Fed Chairman Powell: More Than Half of Jobs Lost in March, April Have Been Recovered

By Melanie Arter | December 1, 2020 | 5:01pm EST
Federal Reserve Board Chairman Jerome Powell speaks at a news confernce after a Federal Open Market Committee meeting on September 18, 2019 in Washington, DC.  (Photo by OLIVIER DOULIERY/AFP via Getty Images)
Federal Reserve Board Chairman Jerome Powell speaks at a news confernce after a Federal Open Market Committee meeting on September 18, 2019 in Washington, DC. (Photo by OLIVIER DOULIERY/AFP via Getty Images)

(CNSNews.com) – More than half of the 22 million jobs lost in March and April due to COVID-19 shutdowns have been regained, Federal Reserve Board Chairman Jerome Powell told the Senate Banking, Housing, and Urban Affairs Committee on Tuesday.

“In the labor market, more than half of the 22 million jobs that were lost in March and April have been regained, as many people were able to return to work,” Powell said in his opening statement during a quarterly hearing on the CARES Act.
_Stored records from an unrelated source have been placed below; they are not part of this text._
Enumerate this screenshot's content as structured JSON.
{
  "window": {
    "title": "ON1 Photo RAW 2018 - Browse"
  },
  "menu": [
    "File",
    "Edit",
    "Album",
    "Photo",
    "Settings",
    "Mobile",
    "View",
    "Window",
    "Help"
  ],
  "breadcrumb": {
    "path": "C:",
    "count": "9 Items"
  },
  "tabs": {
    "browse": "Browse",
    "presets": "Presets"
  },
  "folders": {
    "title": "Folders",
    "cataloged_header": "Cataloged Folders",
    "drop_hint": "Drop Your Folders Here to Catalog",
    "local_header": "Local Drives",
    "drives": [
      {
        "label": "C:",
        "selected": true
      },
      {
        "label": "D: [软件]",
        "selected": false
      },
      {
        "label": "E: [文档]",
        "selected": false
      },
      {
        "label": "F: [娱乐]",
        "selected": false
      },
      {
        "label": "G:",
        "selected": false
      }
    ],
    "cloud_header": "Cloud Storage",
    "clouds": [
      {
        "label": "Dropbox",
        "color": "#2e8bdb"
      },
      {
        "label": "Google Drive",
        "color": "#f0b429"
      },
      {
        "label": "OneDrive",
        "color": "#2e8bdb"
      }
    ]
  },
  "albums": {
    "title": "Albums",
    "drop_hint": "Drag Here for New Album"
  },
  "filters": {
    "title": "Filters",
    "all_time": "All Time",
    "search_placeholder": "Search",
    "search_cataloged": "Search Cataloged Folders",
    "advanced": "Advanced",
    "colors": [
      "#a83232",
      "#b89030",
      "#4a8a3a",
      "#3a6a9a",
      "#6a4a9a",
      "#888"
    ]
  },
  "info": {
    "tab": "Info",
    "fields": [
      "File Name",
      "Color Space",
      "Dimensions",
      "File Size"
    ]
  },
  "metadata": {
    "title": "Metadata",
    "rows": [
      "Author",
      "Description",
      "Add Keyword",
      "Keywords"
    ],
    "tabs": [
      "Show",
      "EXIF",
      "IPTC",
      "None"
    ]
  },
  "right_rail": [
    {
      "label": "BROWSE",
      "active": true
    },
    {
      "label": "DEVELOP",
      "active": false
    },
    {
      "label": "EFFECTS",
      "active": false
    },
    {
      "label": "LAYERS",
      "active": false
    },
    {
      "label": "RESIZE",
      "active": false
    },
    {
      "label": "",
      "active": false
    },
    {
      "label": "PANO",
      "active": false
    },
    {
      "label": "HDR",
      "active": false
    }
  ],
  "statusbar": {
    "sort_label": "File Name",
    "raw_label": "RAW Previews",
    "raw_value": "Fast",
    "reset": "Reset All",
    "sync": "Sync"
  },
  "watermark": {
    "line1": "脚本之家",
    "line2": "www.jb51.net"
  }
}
According to Powell's written remarks, the Federal Reserve Board took “forceful actions to provide relief and stability, to ensure that the recovery will be as strong as possible, and to limit lasting damage to the economy.”

“Economic activity has continued to recover from its depressed second-quarter level. The reopening of the economy led to a rapid rebound in activity, and real gross domestic product, or GDP, rose at an annual rate of 33 percent in the third quarter. In recent months, however, the pace of improvement has moderated,” the chairman said.

“Household spending on goods, especially durable goods, has been strong and has moved above its pre-pandemic level. In contrast, spending on services remains low largely because of ongoing weakness in sectors that typically require people to gather closely, including travel and hospitality. The overall rebound in household spending is due, in part, to federal stimulus payments and expanded unemployment benefits, which provided essential support to many families and individuals,” he added.

“As with overall economic activity, the pace of improvement in the labor market has moderated. Although we welcome this progress, we will not lose sight of the millions of Americans who remain out of work. The economic downturn has not fallen equally on all Americans, and those least able to shoulder the burden have been hardest hit,” Powell said.

According to the chairman, those hardest hit were lower-wage workers in the services sector, women, blacks, and Hispanics.

“In particular, the high level of joblessness has been especially severe for lower-wage workers in the services sector, for women, and for African Americans and Hispanics. The economic dislocation has upended many lives and created great uncertainty about the future. As we have emphasized throughout the pandemic, the outlook for the economy is extraordinarily uncertain and will depend, in large part, on the success of efforts to keep the virus in check,” he said.